A day of walking in Visby among its rosebushes and church ruins. There are more roses than ruins in Visby, but the ruins were definitely more fun to look at and to photograph.

The first ruins we passed today didn’t look super exciting from the outside but had an invitingly open gate so why not. And while they weren’t super exciting, they were pretty nice, so we went inside the next ruins as well, and the ones after that, and then some more. And some of the later ruins turned out to be quite exciting indeed!

The churches were abandoned during the reformation, five hundred years ago, give or take. Just… deemed so worthless that they were abandoned. Not worth keeping dry, not worth tearing down. I guess there would have been beggars or vagrants living in them, maybe. And now they’re tourist sights.

Some are more broken down and overgrown with grass. Others have pillars and vaults still standing. In a few we found stairs inside the walls, and in one them a walkway high up circling most of the nave, still walkable all the way around.

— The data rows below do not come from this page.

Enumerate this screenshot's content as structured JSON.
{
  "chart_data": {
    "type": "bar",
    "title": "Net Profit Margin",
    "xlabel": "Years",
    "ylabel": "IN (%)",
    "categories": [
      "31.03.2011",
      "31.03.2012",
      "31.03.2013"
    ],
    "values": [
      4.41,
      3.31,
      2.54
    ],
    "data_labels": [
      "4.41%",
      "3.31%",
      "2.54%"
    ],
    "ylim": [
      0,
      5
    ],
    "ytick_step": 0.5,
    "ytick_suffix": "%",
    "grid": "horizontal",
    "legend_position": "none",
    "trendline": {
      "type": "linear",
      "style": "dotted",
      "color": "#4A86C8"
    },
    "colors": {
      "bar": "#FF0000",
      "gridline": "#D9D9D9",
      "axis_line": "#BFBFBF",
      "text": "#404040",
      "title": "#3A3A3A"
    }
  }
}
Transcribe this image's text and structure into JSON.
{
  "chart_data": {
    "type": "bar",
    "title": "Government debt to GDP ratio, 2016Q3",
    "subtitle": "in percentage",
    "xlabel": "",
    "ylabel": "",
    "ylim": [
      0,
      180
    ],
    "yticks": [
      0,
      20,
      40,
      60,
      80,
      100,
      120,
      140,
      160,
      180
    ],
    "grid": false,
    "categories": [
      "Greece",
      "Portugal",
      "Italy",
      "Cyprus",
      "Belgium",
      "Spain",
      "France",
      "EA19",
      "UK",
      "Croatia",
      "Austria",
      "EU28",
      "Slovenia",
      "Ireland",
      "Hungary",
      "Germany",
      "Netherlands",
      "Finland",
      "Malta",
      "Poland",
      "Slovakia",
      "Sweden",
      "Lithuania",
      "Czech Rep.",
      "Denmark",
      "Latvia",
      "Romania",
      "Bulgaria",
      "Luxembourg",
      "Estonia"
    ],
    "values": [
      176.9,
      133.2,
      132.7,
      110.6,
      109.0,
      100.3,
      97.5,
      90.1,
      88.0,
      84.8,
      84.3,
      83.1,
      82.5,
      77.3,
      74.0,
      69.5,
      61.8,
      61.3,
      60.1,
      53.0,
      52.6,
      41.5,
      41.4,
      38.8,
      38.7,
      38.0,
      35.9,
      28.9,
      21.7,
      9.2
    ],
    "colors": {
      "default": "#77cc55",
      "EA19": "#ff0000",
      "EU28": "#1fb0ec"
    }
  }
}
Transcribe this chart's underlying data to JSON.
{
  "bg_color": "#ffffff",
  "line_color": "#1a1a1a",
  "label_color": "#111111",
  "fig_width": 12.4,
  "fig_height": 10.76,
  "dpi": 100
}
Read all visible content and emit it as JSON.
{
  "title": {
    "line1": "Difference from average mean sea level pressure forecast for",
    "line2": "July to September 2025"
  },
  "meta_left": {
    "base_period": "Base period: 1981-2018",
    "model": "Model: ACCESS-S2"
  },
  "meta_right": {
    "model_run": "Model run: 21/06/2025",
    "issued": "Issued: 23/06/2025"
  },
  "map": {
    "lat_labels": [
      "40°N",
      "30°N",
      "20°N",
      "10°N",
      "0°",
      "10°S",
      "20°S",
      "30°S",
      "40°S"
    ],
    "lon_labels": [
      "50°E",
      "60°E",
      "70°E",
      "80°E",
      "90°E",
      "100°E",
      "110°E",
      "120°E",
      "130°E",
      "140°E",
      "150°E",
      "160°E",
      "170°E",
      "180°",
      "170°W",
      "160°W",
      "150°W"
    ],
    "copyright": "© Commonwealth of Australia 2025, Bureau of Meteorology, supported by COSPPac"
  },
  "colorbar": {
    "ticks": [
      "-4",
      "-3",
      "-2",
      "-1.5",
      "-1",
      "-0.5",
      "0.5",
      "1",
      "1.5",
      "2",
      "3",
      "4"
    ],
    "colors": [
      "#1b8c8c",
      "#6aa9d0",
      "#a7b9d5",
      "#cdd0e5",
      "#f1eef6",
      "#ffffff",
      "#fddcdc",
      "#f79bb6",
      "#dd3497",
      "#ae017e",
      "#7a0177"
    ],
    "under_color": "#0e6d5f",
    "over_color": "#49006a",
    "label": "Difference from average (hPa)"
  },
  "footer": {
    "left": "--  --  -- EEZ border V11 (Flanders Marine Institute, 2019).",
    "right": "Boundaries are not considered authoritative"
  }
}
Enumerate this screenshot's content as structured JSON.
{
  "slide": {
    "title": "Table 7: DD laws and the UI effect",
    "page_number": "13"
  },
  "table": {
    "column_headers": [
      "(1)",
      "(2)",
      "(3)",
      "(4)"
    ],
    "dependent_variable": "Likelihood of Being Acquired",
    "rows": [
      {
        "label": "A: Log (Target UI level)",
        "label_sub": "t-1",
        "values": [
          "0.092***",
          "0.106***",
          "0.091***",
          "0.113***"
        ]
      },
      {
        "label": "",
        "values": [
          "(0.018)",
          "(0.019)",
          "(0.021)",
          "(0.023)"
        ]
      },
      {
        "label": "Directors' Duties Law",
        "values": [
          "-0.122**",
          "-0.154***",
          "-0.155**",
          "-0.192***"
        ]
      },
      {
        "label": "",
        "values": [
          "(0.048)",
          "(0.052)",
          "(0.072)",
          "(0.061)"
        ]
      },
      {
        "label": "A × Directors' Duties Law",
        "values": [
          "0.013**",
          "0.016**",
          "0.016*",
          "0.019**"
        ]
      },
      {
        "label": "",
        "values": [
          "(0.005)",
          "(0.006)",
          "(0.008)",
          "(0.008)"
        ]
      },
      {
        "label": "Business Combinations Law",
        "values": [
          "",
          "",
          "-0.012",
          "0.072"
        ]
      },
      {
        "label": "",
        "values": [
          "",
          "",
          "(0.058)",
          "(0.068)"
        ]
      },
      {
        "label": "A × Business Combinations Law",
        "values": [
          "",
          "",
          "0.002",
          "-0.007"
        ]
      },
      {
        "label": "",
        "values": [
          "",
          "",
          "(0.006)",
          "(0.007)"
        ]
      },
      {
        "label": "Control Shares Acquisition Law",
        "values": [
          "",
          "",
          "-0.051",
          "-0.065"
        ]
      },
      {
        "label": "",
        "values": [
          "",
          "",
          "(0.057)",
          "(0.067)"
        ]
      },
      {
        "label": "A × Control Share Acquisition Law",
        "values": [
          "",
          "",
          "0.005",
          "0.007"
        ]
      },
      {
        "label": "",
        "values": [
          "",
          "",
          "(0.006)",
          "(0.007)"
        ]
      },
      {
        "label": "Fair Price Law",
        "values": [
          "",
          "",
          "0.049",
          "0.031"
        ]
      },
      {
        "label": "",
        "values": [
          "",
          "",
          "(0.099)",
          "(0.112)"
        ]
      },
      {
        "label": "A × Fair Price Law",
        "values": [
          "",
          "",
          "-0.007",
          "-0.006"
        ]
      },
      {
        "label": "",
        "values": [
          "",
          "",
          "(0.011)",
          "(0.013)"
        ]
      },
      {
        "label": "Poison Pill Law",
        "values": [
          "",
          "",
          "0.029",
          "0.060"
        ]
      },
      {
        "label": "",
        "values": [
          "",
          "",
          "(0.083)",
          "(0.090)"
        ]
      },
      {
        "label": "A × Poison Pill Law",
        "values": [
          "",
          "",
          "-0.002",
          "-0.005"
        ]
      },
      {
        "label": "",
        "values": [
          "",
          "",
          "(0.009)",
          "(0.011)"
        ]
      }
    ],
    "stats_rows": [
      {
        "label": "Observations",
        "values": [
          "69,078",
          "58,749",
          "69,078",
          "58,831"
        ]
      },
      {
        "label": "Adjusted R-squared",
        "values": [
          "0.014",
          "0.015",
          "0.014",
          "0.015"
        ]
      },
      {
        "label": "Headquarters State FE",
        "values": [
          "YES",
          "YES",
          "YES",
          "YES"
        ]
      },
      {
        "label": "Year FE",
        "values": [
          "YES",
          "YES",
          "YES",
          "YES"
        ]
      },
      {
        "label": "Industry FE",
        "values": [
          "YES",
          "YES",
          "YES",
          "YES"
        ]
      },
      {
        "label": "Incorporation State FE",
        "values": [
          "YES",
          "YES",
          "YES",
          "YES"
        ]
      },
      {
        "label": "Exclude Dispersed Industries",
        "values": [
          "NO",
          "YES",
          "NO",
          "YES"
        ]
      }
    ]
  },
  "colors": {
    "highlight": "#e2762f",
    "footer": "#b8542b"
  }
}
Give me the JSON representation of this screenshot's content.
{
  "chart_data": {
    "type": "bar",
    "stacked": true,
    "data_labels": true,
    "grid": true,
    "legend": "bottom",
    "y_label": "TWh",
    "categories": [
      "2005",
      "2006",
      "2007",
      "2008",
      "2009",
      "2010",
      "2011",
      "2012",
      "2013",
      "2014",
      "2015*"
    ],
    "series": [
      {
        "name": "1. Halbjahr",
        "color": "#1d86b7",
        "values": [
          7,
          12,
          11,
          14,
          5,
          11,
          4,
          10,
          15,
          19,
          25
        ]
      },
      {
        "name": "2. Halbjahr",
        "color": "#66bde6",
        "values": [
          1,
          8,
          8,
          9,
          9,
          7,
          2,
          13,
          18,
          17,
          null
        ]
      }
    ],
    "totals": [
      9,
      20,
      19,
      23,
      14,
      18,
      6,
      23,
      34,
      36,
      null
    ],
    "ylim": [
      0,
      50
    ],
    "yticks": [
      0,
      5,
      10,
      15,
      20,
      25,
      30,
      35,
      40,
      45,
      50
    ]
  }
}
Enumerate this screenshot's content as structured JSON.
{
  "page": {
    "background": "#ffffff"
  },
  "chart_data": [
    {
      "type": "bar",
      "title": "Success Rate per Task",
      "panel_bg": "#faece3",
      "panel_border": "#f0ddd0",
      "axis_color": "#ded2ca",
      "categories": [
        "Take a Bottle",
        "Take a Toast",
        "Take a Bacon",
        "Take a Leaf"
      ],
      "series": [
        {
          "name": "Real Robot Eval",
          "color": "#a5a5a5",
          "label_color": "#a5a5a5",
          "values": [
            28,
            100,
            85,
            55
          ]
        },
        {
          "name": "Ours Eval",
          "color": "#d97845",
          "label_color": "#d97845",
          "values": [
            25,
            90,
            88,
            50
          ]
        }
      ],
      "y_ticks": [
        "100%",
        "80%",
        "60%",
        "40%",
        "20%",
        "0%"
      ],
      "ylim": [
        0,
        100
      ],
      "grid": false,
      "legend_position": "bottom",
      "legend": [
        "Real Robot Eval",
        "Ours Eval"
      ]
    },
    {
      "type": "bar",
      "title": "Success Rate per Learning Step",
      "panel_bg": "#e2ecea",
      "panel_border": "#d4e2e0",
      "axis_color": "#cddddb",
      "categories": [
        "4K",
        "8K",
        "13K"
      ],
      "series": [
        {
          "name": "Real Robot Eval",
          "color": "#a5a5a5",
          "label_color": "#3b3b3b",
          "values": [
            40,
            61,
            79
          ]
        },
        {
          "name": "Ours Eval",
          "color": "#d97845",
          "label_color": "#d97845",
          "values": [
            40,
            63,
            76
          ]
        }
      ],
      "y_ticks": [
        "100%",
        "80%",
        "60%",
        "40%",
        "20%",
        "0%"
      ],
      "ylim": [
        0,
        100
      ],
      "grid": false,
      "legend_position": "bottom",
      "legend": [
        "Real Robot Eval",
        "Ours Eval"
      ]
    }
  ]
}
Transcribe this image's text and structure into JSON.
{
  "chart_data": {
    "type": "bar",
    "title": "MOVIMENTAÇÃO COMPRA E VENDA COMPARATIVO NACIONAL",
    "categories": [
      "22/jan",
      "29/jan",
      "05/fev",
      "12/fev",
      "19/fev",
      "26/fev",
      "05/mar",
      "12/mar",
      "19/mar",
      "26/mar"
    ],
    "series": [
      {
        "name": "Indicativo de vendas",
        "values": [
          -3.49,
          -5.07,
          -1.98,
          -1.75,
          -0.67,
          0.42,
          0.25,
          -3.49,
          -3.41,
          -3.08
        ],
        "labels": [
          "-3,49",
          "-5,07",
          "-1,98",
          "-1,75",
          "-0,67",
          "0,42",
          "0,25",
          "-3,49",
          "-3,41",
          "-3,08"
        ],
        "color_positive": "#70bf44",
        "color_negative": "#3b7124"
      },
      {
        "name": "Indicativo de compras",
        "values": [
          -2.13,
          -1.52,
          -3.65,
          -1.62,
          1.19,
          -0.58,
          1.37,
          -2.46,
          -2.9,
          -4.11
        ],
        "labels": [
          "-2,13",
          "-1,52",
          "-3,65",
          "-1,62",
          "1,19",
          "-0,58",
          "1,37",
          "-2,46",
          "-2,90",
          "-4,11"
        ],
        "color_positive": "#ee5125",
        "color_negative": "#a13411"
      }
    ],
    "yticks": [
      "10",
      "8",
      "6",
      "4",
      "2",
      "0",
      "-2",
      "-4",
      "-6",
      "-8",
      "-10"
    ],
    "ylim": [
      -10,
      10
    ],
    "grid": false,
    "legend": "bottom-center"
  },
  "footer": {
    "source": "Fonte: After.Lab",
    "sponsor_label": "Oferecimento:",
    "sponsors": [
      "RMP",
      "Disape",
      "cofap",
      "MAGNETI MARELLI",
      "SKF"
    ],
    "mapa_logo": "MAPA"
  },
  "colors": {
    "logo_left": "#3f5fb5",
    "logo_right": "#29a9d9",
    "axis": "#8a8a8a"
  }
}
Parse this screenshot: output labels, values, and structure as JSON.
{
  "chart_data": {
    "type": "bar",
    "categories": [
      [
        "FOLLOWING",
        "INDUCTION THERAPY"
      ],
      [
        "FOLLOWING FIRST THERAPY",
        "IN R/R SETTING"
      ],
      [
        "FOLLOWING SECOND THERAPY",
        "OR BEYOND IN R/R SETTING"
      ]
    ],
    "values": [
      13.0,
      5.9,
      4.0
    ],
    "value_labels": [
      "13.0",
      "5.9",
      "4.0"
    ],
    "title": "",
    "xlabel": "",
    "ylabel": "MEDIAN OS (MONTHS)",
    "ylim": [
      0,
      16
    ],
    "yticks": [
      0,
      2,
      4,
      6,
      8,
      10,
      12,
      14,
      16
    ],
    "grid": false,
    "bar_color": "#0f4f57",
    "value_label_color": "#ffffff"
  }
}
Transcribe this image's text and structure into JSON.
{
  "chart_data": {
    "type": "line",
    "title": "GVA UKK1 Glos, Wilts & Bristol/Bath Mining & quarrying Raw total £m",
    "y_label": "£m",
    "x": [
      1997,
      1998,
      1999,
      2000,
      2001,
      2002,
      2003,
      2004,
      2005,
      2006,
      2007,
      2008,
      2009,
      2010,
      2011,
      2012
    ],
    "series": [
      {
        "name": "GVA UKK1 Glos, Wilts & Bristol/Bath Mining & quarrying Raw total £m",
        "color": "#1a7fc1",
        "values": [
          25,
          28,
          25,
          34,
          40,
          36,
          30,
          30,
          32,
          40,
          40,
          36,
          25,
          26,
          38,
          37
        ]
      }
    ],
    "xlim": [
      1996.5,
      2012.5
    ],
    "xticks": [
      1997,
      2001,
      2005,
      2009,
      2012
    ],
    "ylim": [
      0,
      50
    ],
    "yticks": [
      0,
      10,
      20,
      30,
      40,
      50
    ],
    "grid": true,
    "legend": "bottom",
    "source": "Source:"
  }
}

I like vaults. And pillars, and towers, and walls thick enough to have stairs inside them. If I was filthy rich, I could totally imagine buying an old church to live in. I guess there might not be any available in Sweden, though. I wonder what it would cost to build a medieval-style stone church.


What I really liked about these ruins is how un-tourist-adapted they were. No handrails, no warning signs, no bars to keep you from falling (except where there were large openings where you could by accident literally walk off the edge). Wander at your own risk.

There are myriad rose bushes lining the streets in Visby old town. Hollyhocks, snapdragons and poppies also grow just about everywhere, even in pavement cracks.


By the way, Visby turned out to be quite empty of tourists. There are no hordes of Stockholmers filling the streets. This really was the best time to visit!